9 octobre 2016

Retour d'expérience



Le mot d'Iris


« Ce n’est pas parce que les choses sont difficiles qu’on n’ose pas les faire.
C’est parce qu’on n’ose pas les faire qu’elles sont difficiles. »


Première impression : Irréelle. Et oui pourtant nous l’avons bien fait, deux mois et demi sans argent. Sans un sou. Déconnectés de notre système économique. Jusqu’au-boutistes et heureux. Heureux d’avoir démontré que cette manière de voyager est possible. Heureux de cette aventure. Heureux de l’avoir accomplie.


Ce voyage m’a apporté joie, rires et émerveillements. Mais aussi fatigue, pleurs et déceptions. Ce mélange de hauts et de bas fut le fruit de nos expériences et chacune nous a enrichie. Un retour à l’essentiel m’était nécessaire pour prendre conscience du luxe dans lequel je vivais. Un confort dont je n’étais pas reconnaissante auparavant. Ce qui nous entoure, par habitude, nous devient bien souvent invisible. Ce voyage m’a ouvert les yeux. J’ai vu un monde où la générosité, le partage et l’humanité règnent. J’ai fait des rencontres merveilleuses, admiré des paysages magnifiques. J’ai beaucoup appris sur différentes cultures, utilisé plusieurs langages. J’ai constaté que chaque territoire est unique et nécessite un temps d’adaptation. Chaque personne est unique, possède une histoire a raconter et quelque chose à t’apporter. J’ai pris le temps de regarder, d’admirer, de discuter, d’être attentive, d’apprendre et de comprendre... Je me suis initiée à écouter mon corps, mes pensées, mes envies et ma respiration. J’ai appris à porter de l’attention à chaque rencontre, à ne pas négliger les coïncidences, à être reconnaissante de ce que la nature nous offre, à retrouver un sens spirituel et non matériel à ma vie.

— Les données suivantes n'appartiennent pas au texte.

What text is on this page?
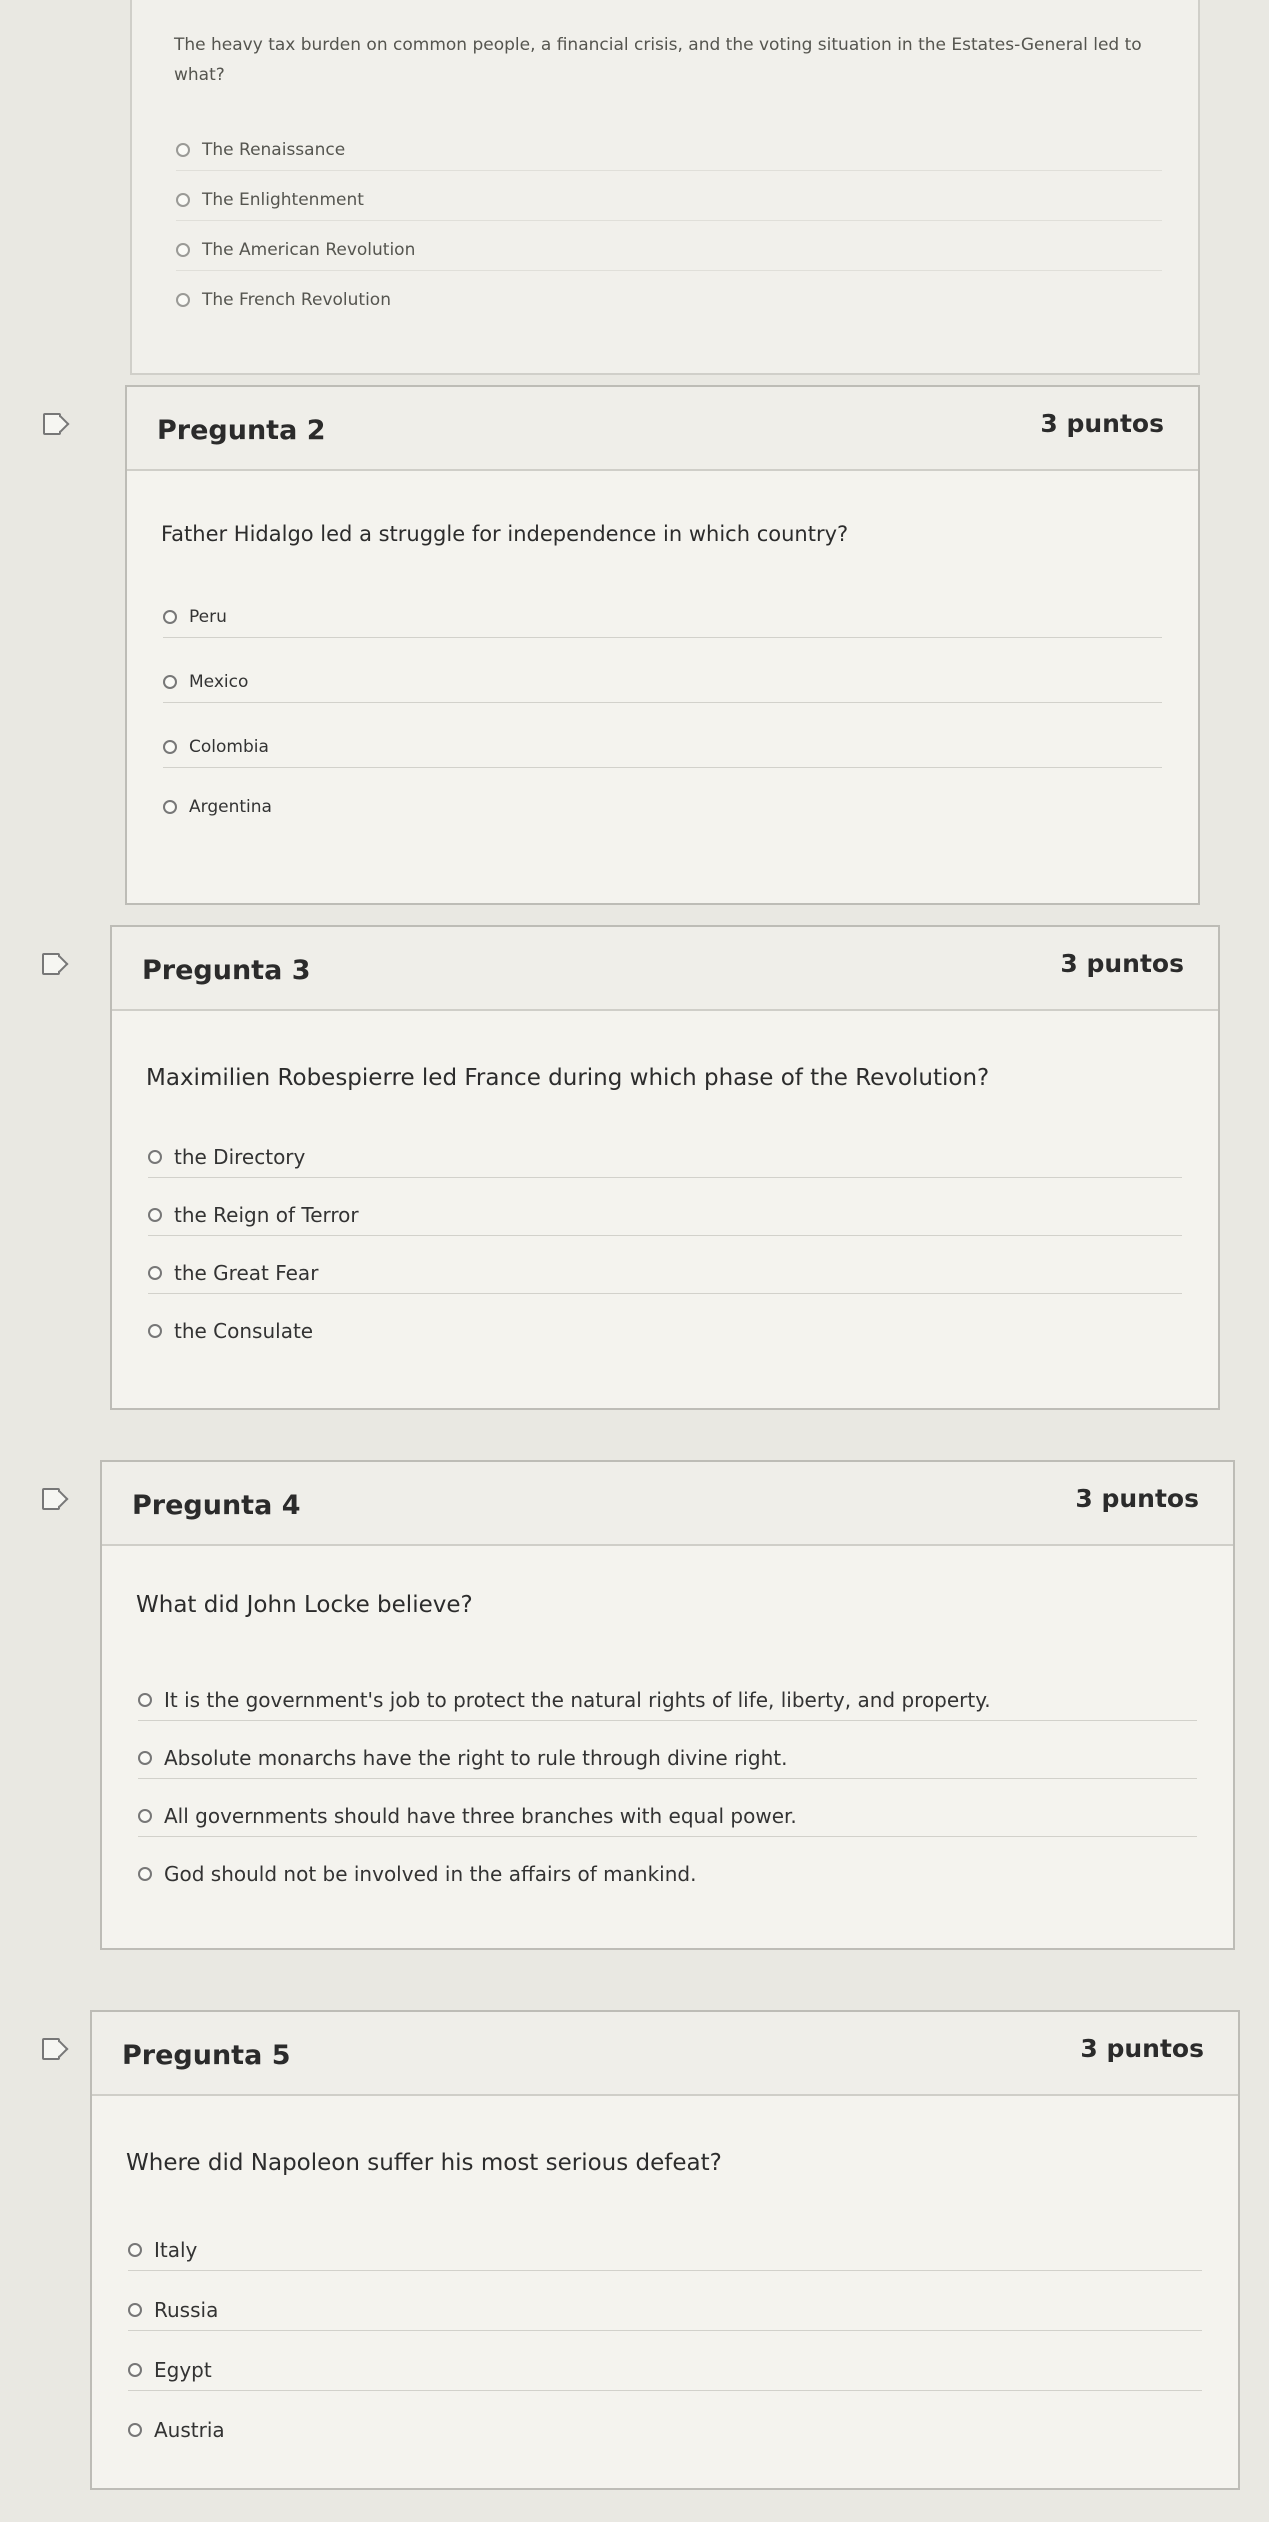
The heavy tax burden on common people, a financial crisis, and the voting situation in the Estates-General led to what?
The Renaissance
The Enlightenment
The American Revolution
The French Revolution
Pregunta 2	3 puntos
Father Hidalgo led a struggle for independence in which country?
Peru
Mexico
Colombia
Argentina
Pregunta 3	3 puntos
Maximilien Robespierre led France during which phase of the Revolution?
the Directory
the Reign of Terror
the Great Fear
the Consulate
Pregunta 4	3 puntos
What did John Locke believe?
It is the government's job to protect the natural rights of life, liberty, and property.
Absolute monarchs have the right to rule through divine right.
All governments should have three branches with equal power.
God should not be involved in the affairs of mankind.
Pregunta 5	3 puntos
Where did Napoleon suffer his most serious defeat?
Italy
Russia
Egypt
Austria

Un retour en arrière m’a été bénéfique pour comprendre l’utilité primaire de la monnaie : faciliter l’échange et gagner du temps libre.


Tous les jours nous nous posions les mêmes questions : Où allons-nous trouver à manger ? Où allons-nous dormir ? Une voiture s’arrêtera-t-elle pour nous prendre en autostop ? Manger, se laver, attendre, se déplacer, faire ses besoins, s’hydrater, dormir... L’argent permet de nous libérer l’esprit de ces questionnements. Grâce à ce moyen d’échange, les hommes ont obtenu du Temps Libre. A l’aide de ce voyage, j’ai réalisé à quel point ce système d’échange entre humain était utile et le temps libre précieux. L’idée est de savoir utiliser cette monnaie et son temps libre à bon escient.

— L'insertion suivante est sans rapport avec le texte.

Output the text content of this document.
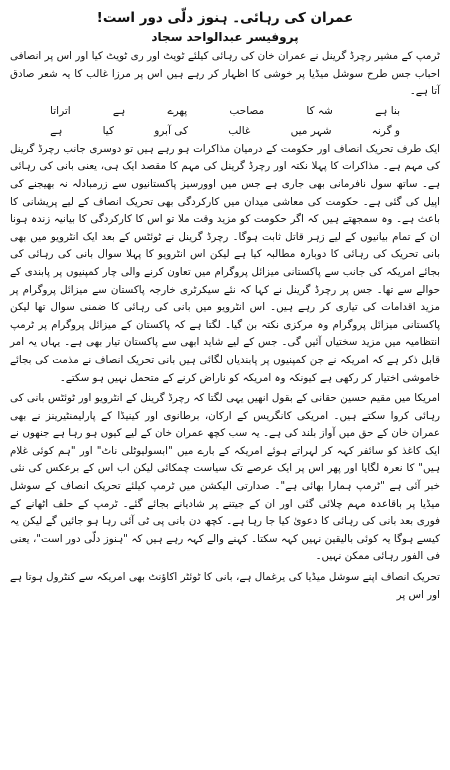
عمران کی رہائی۔ ہنوز دلّی دور است!
پروفیسر عبدالواحد سجاد

ٹرمپ کے مشیر رچرڈ گرینل نے عمران خان کی رہائی کیلئے ٹویٹ اور ری ٹویٹ کیا اور اس پر انصافی احباب جس طرح سوشل میڈیا پر خوشی کا اظہار کر رہے ہیں اس پر مرزا غالب کا یہ شعر صادق آتا ہے۔

بنا ہے
شہ کا
مصاحب
پھرے
ہے
اتراتا
و گرنہ
شہر میں
غالب
کی آبرو
کیا
ہے

ایک طرف تحریک انصاف اور حکومت کے درمیان مذاکرات ہو رہے ہیں تو دوسری جانب رچرڈ گرینل کی مہم ہے۔ مذاکرات کا پہلا نکتہ اور رچرڈ گرینل کی مہم کا مقصد ایک ہی، یعنی بانی کی رہائی ہے۔ ساتھ سول نافرمانی بھی جاری ہے جس میں اوورسیز پاکستانیوں سے زرمبادلہ نہ بھیجنے کی اپیل کی گئی ہے۔ حکومت کی معاشی میدان میں کارکردگی بھی تحریک انصاف کے لیے پریشانی کا باعث ہے۔ وہ سمجھتے ہیں کہ اگر حکومت کو مزید وقت ملا تو اس کا کارکردگی کا بیانیہ زندہ ہونا ان کے تمام بیانیوں کے لیے زہر قاتل ثابت ہوگا۔ رچرڈ گرینل نے ٹوئٹس کے بعد ایک انٹرویو میں بھی بانی تحریک کی رہائی کا دوبارہ مطالبہ کیا ہے لیکن اس انٹرویو کا پہلا سوال بانی کی رہائی کی بجائے امریکہ کی جانب سے پاکستانی میزائل پروگرام میں تعاون کرنے والی چار کمپنیوں پر پابندی کے حوالے سے تھا۔ جس پر رچرڈ گرینل نے کہا کہ نئے سیکرٹری خارجہ پاکستان سے میزائل پروگرام پر مزید اقدامات کی تیاری کر رہے ہیں۔ اس انٹرویو میں بانی کی رہائی کا ضمنی سوال تھا لیکن پاکستانی میزائل پروگرام وہ مرکزی نکتہ بن گیا۔ لگتا ہے کہ پاکستان کے میزائل پروگرام پر ٹرمپ انتظامیہ میں مزید سختیاں آئیں گی۔ جس کے لیے شاید ابھی سے پاکستان تیار بھی ہے۔ یہاں یہ امر قابل ذکر ہے کہ امریکہ نے جن کمپنیوں پر پابندیاں لگائی ہیں بانی تحریک انصاف نے مذمت کی بجائے خاموشی اختیار کر رکھی ہے کیونکہ وہ امریکہ کو ناراض کرنے کے متحمل نہیں ہو سکتے۔

امریکا میں مقیم حسین حقانی کے بقول انھیں یہی لگتا کہ رچرڈ گرینل کے انٹرویو اور ٹوئٹس بانی کی رہائی کروا سکتے ہیں۔ امریکی کانگریس کے ارکان، برطانوی اور کینیڈا کے پارلیمنٹیرینز نے بھی عمران خان کے حق میں آواز بلند کی ہے۔ یہ سب کچھ عمران خان کے لیے کیوں ہو رہا ہے جنھوں نے ایک کاغذ کو سائفر کہہ کر لہراتے ہوئے امریکہ کے بارے میں "ابسولیوٹلی ناٹ" اور "ہم کوئی غلام ہیں" کا نعرہ لگایا اور پھر اس پر ایک عرصے تک سیاست چمکائی لیکن اب اس کے برعکس کی نئی خبر آئی ہے "ٹرمپ ہمارا بھائی ہے"۔ صدارتی الیکشن میں ٹرمپ کیلئے تحریک انصاف کے سوشل میڈیا پر باقاعدہ مہم چلائی گئی اور ان کے جیتنے پر شادیانے بجائے گئے۔ ٹرمپ کے حلف اٹھانے کے فوری بعد بانی کی رہائی کا دعویٰ کیا جا رہا ہے۔ کچھ دن بانی پی ٹی آئی رہا ہو جائیں گے لیکن یہ کیسے ہوگا یہ کوئی بالیقین نہیں کہہ سکتا۔ کہنے والے کہہ رہے ہیں کہ "ہنوز دلّی دور است"، یعنی فی الفور رہائی ممکن نہیں۔

تحریک انصاف اپنے سوشل میڈیا کی یرغمال ہے، بانی کا ٹوئٹر اکاؤنٹ بھی امریکہ سے کنٹرول ہوتا ہے اور اس پر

Nous avons réussi à nous nourrir grâce au gaspillage de notre société. Pourquoi dépenser de l’argent tant que des déchets (comestibles) ne cessent d’accroitre ? En sensibilisant les personnes autour de nous, nous avons ouvert les yeux à chacun sur cette société de surconsommation. Nous leur avons expliqué que nous possédions tous un poids politique important avec notre consommation. Nous avons rencontré de nombreuses personnes déjà sensibles à ces problématiques, mais à l’instar d’autres ne s’attendaient pas à voir autant de nourriture jeté sur les fins de marchés. Moi-même j’ai été choquée de voir autant de gaspillage et heureuse de ne rien pouvoir récupérer dans certains marchés de producteurs où rien n’était gaspillé et tout recyclé.

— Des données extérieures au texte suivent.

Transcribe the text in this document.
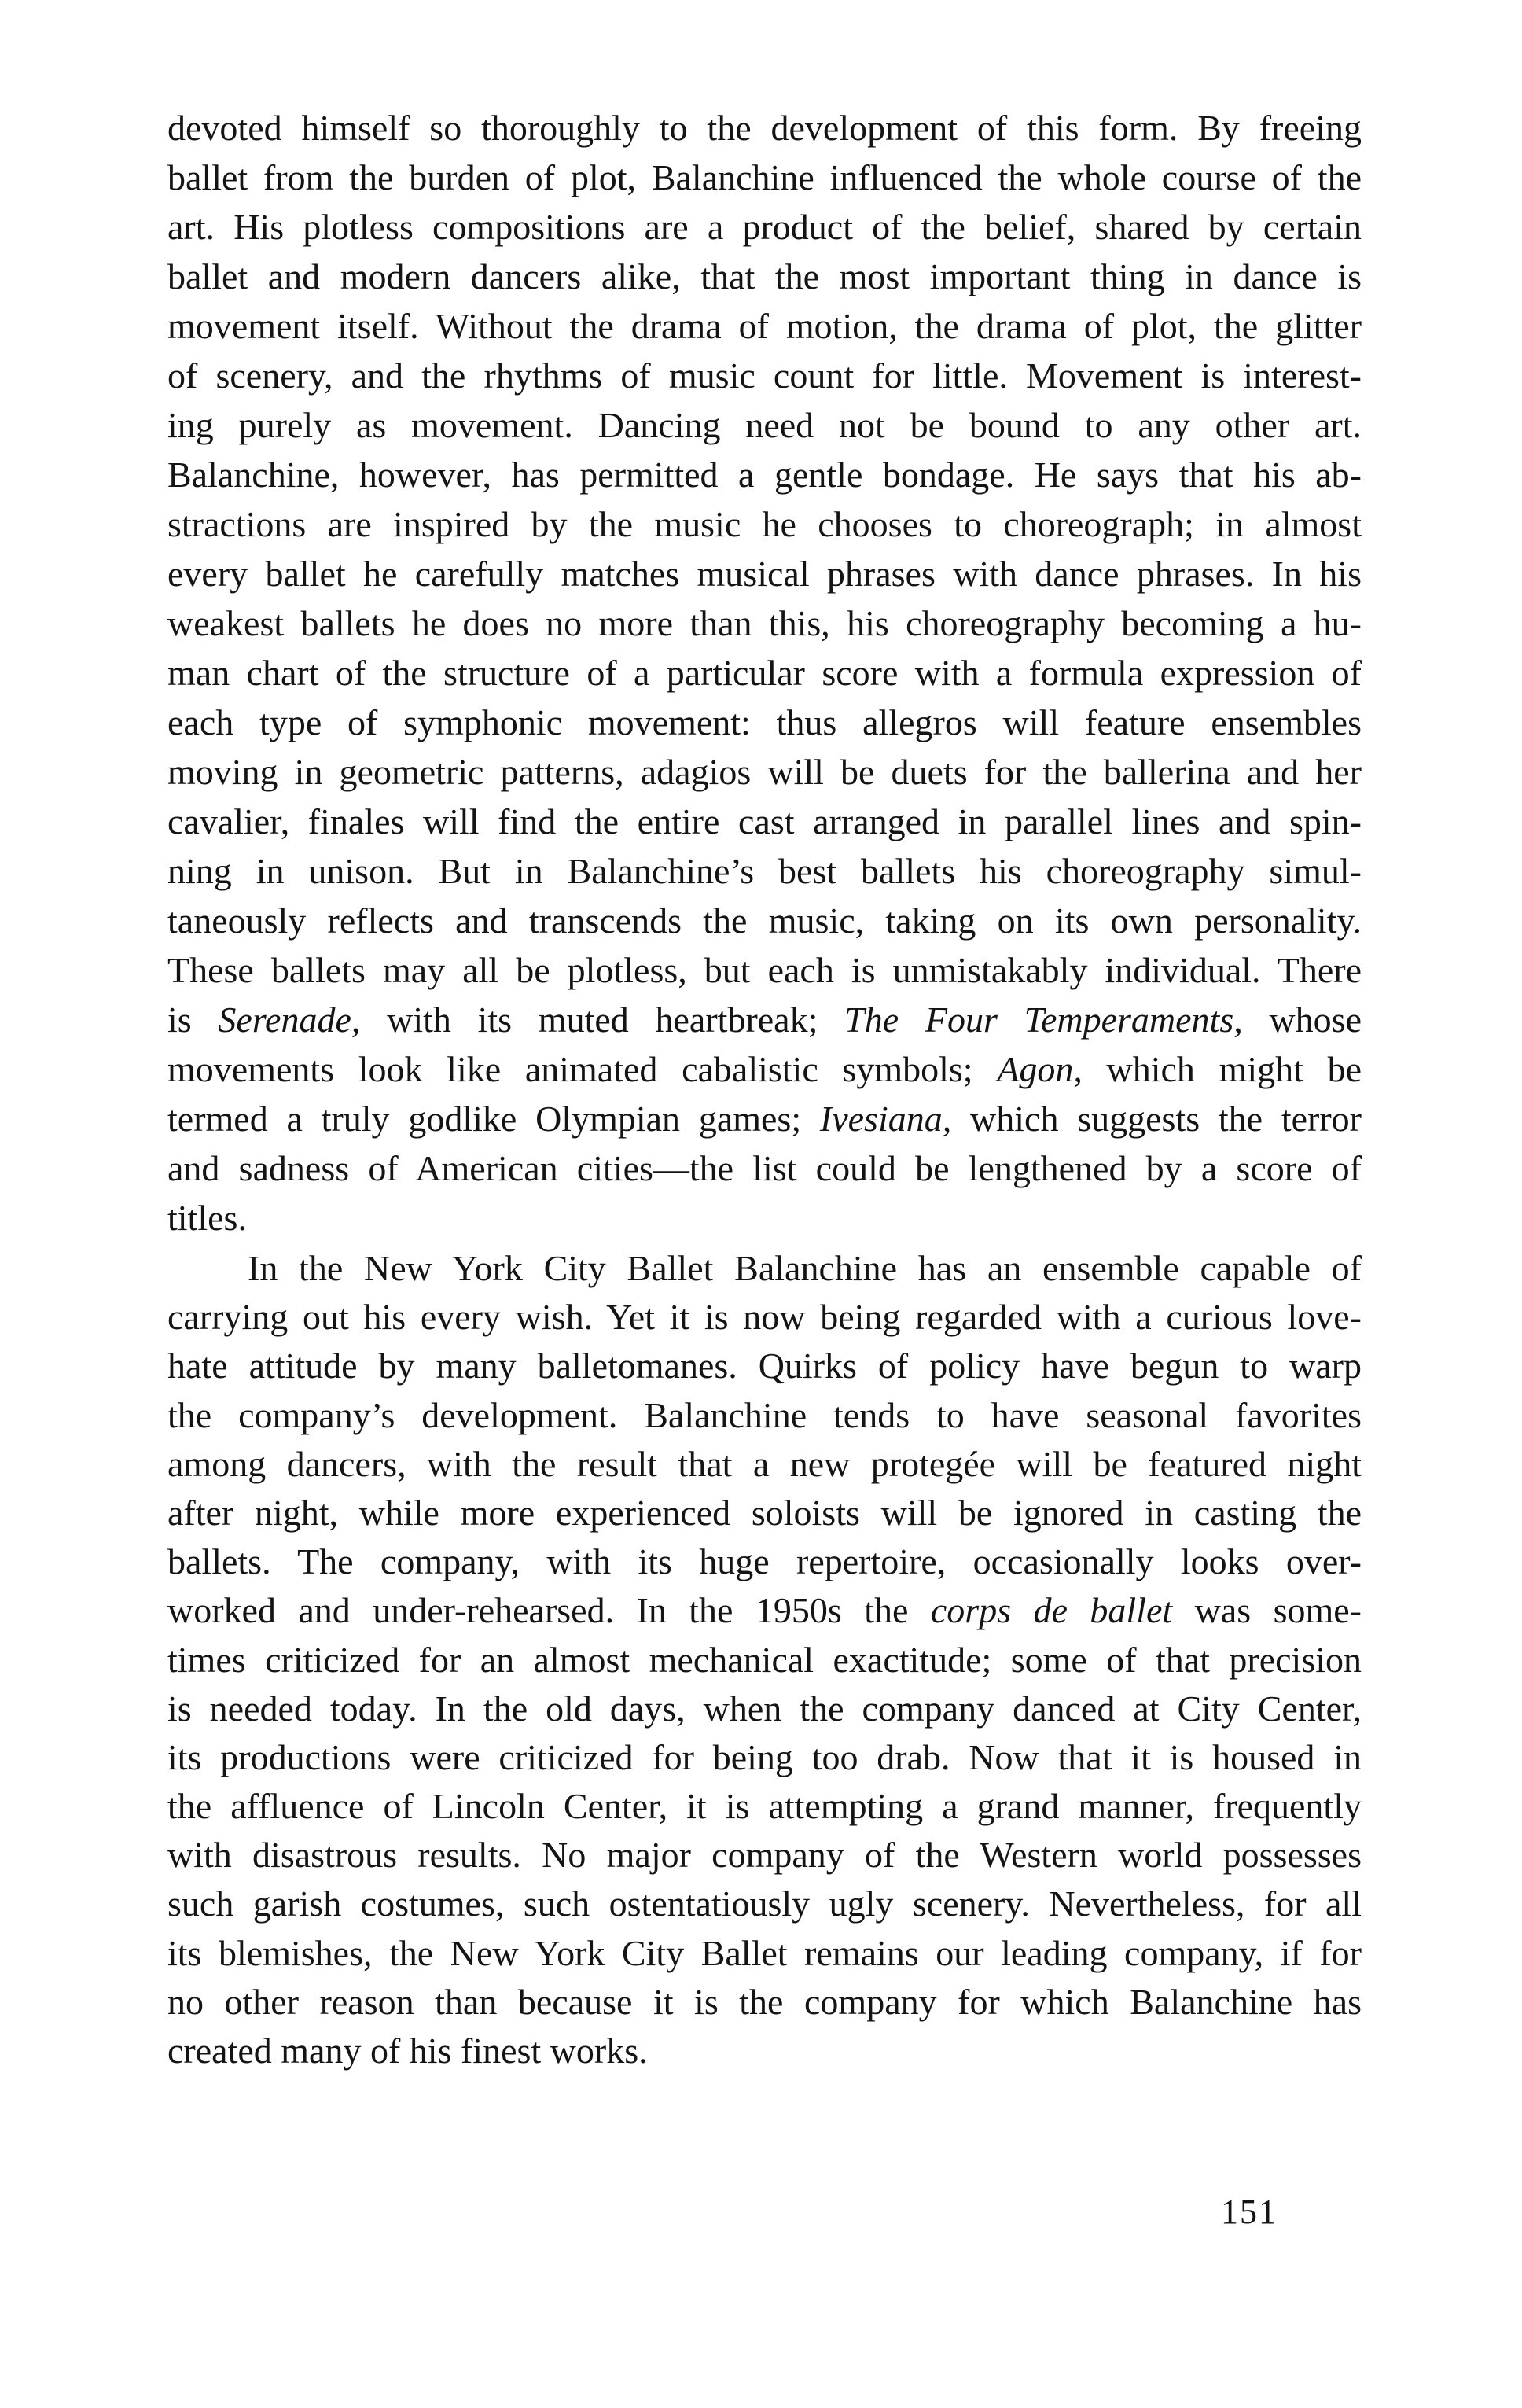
devoted himself so thoroughly to the development of this form. By freeing
ballet from the burden of plot, Balanchine influenced the whole course of the
art. His plotless compositions are a product of the belief, shared by certain
ballet and modern dancers alike, that the most important thing in dance is
movement itself. Without the drama of motion, the drama of plot, the glitter
of scenery, and the rhythms of music count for little. Movement is interest-
ing purely as movement. Dancing need not be bound to any other art.
Balanchine, however, has permitted a gentle bondage. He says that his ab-
stractions are inspired by the music he chooses to choreograph; in almost
every ballet he carefully matches musical phrases with dance phrases. In his
weakest ballets he does no more than this, his choreography becoming a hu-
man chart of the structure of a particular score with a formula expression of
each type of symphonic movement: thus allegros will feature ensembles
moving in geometric patterns, adagios will be duets for the ballerina and her
cavalier, finales will find the entire cast arranged in parallel lines and spin-
ning in unison. But in Balanchine’s best ballets his choreography simul-
taneously reflects and transcends the music, taking on its own personality.
These ballets may all be plotless, but each is unmistakably individual. There
is Serenade, with its muted heartbreak; The Four Temperaments, whose
movements look like animated cabalistic symbols; Agon, which might be
termed a truly godlike Olympian games; Ivesiana, which suggests the terror
and sadness of American cities—the list could be lengthened by a score of
titles.
In the New York City Ballet Balanchine has an ensemble capable of
carrying out his every wish. Yet it is now being regarded with a curious love-
hate attitude by many balletomanes. Quirks of policy have begun to warp
the company’s development. Balanchine tends to have seasonal favorites
among dancers, with the result that a new protegée will be featured night
after night, while more experienced soloists will be ignored in casting the
ballets. The company, with its huge repertoire, occasionally looks over-
worked and under-rehearsed. In the 1950s the corps de ballet was some-
times criticized for an almost mechanical exactitude; some of that precision
is needed today. In the old days, when the company danced at City Center,
its productions were criticized for being too drab. Now that it is housed in
the affluence of Lincoln Center, it is attempting a grand manner, frequently
with disastrous results. No major company of the Western world possesses
such garish costumes, such ostentatiously ugly scenery. Nevertheless, for all
its blemishes, the New York City Ballet remains our leading company, if for
no other reason than because it is the company for which Balanchine has
created many of his finest works.
151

Chaque première fois est appréhendable. Il faut savoir oser. Je suis de nature timide et mes voyages m’ont beaucoup appris à prendre confiance en moi. Dans cette aventure, j’ai dû faire de nombreux premiers pas, aborder de nombreuses personnes, quémander de la nourriture, et souvent j’avais un bon retour et je faisais une belle rencontre et je me disais ‘Waouh il suffit vraiment de demander, c’est la clé’.


Je voudrais que ce ne soit pas à refaire, car j’aimerais voir cette société évoluer et changer. Mais tant que cette société perdurera, je continuerai. Je prendrai part au changement, car j’y crois profondément.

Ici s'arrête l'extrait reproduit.